Dio e Appice se ne vanno ancora una volta per gli insanabili contrasti con il leader ed allora quest'ultimo richiama il fidato Tony Martin. Ne viene fuori il disco migliore (si fa per dire) di questo sfortunato connubio. Cross Purposes (1993 - **) vede una buona performance del cantante in canzoni però dal livello mediocre (eccetto Cross Of Thorns).

Iommi non si è ancora accorto che il fiato è davvero corto e che in giro ci sono circa due milioni di metal band migliori dei Black Sabbath. Ecco che esce pure Forbidden (1995 - *), l'ennesimo sfregio ingeneroso alla leggenda dei Black Sabbath. Partecipa alla festa d'addio perfino il rapper Ice-T (leader del gruppo crossover dei Body Count).

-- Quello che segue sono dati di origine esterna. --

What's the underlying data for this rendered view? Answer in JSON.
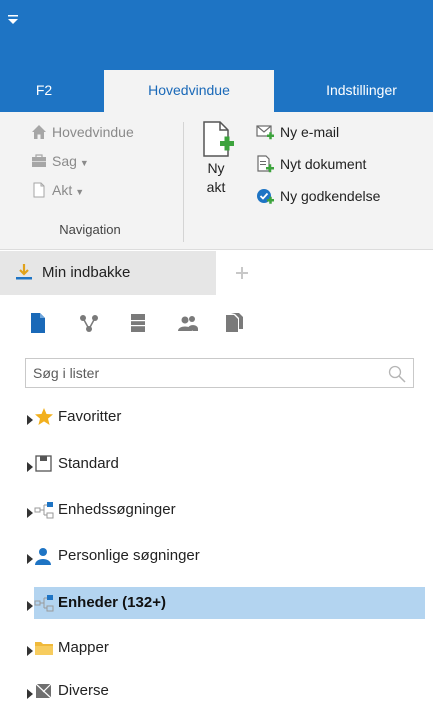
{
  "colors": {
    "accent": "#1e74c4",
    "selection": "#b3d4f0",
    "ribbon_bg": "#f3f3f3"
  },
  "ribbon_tabs": [
    {
      "label": "F2"
    },
    {
      "label": "Hovedvindue",
      "active": true
    },
    {
      "label": "Indstillinger"
    }
  ],
  "navigation_group": {
    "label": "Navigation",
    "items": [
      {
        "label": "Hovedvindue",
        "icon": "home-icon"
      },
      {
        "label": "Sag",
        "icon": "case-icon",
        "dropdown": true
      },
      {
        "label": "Akt",
        "icon": "document-icon",
        "dropdown": true
      }
    ]
  },
  "new_doc_button": {
    "line1": "Ny",
    "line2": "akt"
  },
  "create_items": [
    {
      "label": "Ny e-mail",
      "icon": "new-email-icon"
    },
    {
      "label": "Nyt dokument",
      "icon": "new-document-icon"
    },
    {
      "label": "Ny godkendelse",
      "icon": "new-approval-icon"
    }
  ],
  "document_tabs": [
    {
      "label": "Min indbakke",
      "icon": "inbox-icon"
    }
  ],
  "search": {
    "placeholder": "Søg i lister",
    "value": ""
  },
  "tree": [
    {
      "label": "Favoritter",
      "icon": "star-icon"
    },
    {
      "label": "Standard",
      "icon": "standard-list-icon"
    },
    {
      "label": "Enhedssøgninger",
      "icon": "org-unit-icon"
    },
    {
      "label": "Personlige søgninger",
      "icon": "person-icon"
    },
    {
      "label": "Enheder (132+)",
      "icon": "org-unit-icon",
      "selected": true
    },
    {
      "label": "Mapper",
      "icon": "folder-icon"
    },
    {
      "label": "Diverse",
      "icon": "misc-icon"
    }
  ]
}
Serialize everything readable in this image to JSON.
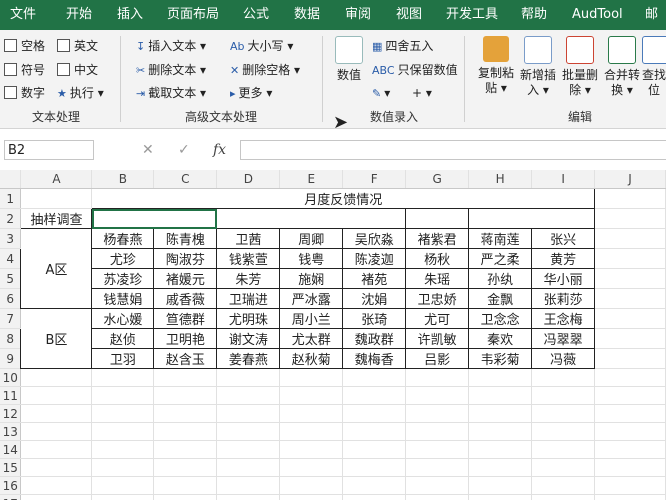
{
  "tabs": [
    "文件",
    "开始",
    "插入",
    "页面布局",
    "公式",
    "数据",
    "审阅",
    "视图",
    "开发工具",
    "帮助",
    "AudTool",
    "邮"
  ],
  "ribbon": {
    "text_process": {
      "checks": [
        "空格",
        "英文",
        "符号",
        "中文",
        "数字"
      ],
      "exec_label": "执行",
      "group_label": "文本处理"
    },
    "adv_text": {
      "items": [
        "插入文本",
        "删除文本",
        "截取文本",
        "大小写",
        "删除空格",
        "更多"
      ],
      "group_label": "高级文本处理"
    },
    "number_entry": {
      "value_label": "数值",
      "round_label": "四舍五入",
      "keep_value_label": "只保留数值",
      "group_label": "数值录入"
    },
    "edit": {
      "buttons": [
        {
          "line1": "复制粘",
          "line2": "贴"
        },
        {
          "line1": "新增插",
          "line2": "入"
        },
        {
          "line1": "批量删",
          "line2": "除"
        },
        {
          "line1": "合并转",
          "line2": "换"
        },
        {
          "line1": "查找",
          "line2": "位"
        }
      ],
      "group_label": "编辑"
    }
  },
  "formula_bar": {
    "name_box": "B2",
    "fx": "fx",
    "cancel": "✕",
    "confirm": "✓"
  },
  "columns": [
    "A",
    "B",
    "C",
    "D",
    "E",
    "F",
    "G",
    "H",
    "I",
    "J"
  ],
  "rows": [
    "1",
    "2",
    "3",
    "4",
    "5",
    "6",
    "7",
    "8",
    "9",
    "10",
    "11",
    "12",
    "13",
    "14",
    "15",
    "16",
    "17"
  ],
  "sheet": {
    "title": "月度反馈情况",
    "a2": "抽样调查",
    "zone_a": "A区",
    "zone_b": "B区",
    "names": [
      [
        "杨春燕",
        "陈青槐",
        "卫茜",
        "周卿",
        "吴欣淼",
        "褚紫君",
        "蒋南莲",
        "张兴"
      ],
      [
        "尤珍",
        "陶淑芬",
        "钱紫萱",
        "钱粤",
        "陈凌迦",
        "杨秋",
        "严之柔",
        "黄芳"
      ],
      [
        "苏凌珍",
        "褚媛元",
        "朱芳",
        "施娴",
        "褚苑",
        "朱瑶",
        "孙纨",
        "华小丽"
      ],
      [
        "钱慧娟",
        "戚香薇",
        "卫瑞进",
        "严冰露",
        "沈娟",
        "卫忠娇",
        "金飘",
        "张莉莎"
      ],
      [
        "水心媛",
        "笪德群",
        "尤明珠",
        "周小兰",
        "张琦",
        "尤可",
        "卫念念",
        "王念梅"
      ],
      [
        "赵侦",
        "卫明艳",
        "谢文涛",
        "尤太群",
        "魏政群",
        "许凯敏",
        "秦欢",
        "冯翠翠"
      ],
      [
        "卫羽",
        "赵含玉",
        "姜春燕",
        "赵秋菊",
        "魏梅香",
        "吕影",
        "韦彩菊",
        "冯薇"
      ]
    ]
  }
}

La rimpatriata con Ozzy Osbourne, voluta dalla casa discografica Epic, frutta soltanto un applaudito tour mondiale ed un album doppio dal vivo. Reunion (1998 - ***) dal punto di vista della qualità audio è il miglior live della storia del sabba nero; non convince però quest'aria dimessa da band dell'ospizio. Ozzy e Iommi non sono fatti per andare d'accordo e dunque il previsto disco di inediti non vede mai la luce.

Per motivi contrattuali l'ennesima prova della formazione Dio / Appice / Iommi / Butler esce a nome Heaven & Hell (come il grande album del 1980, in cui però non suonava Vinny Appice, bensì Bill Ward). The Devil You Know (2009 - ***1/2) è un disco di solido metal moderno che assume un significato particolare perché si tratta dell'ultima registrazione di Ronnie James Dio prima della prematura morte. Le composizioni sono di buon livello con i picchi rappresentati da Atom And Evil, da Rock N'Roll Angel e soprattutto dalla terrificante Bible Black. Pur con altro nome, si può finalmente affermare che i Black Sabbath sono tornati a produrre musica decente.

Il 2013 è invece l'anno giusto per il nuovo incontro con Ozzy Osbourne (con Iommi e Butler c'è Brad Wilk dei Rage Against The Machine alla batteria). 13 (***) è un album più che dignitoso, in cui risplendono composizioni più varie rispetto al recente passato (Loner, Damaged Soul), in cui Tony Iommi torna ad essere un vero guitar hero nonostante la devastante malattia che lo ha colpito da diversi mesi e dove Ozzy Osbourne canta al meglio delle proprie possibilità (ascoltate l'attacco teatrale di End Of The Beginning). Ci vuole altro per stupire, ma questi sono i Black Sabbath dopo 45 anni di eccessi vari. Esiste anche una de luxe edition con tre brani in più assolutamente prescindibili (Methademic, Peace Of Mind e Pariah).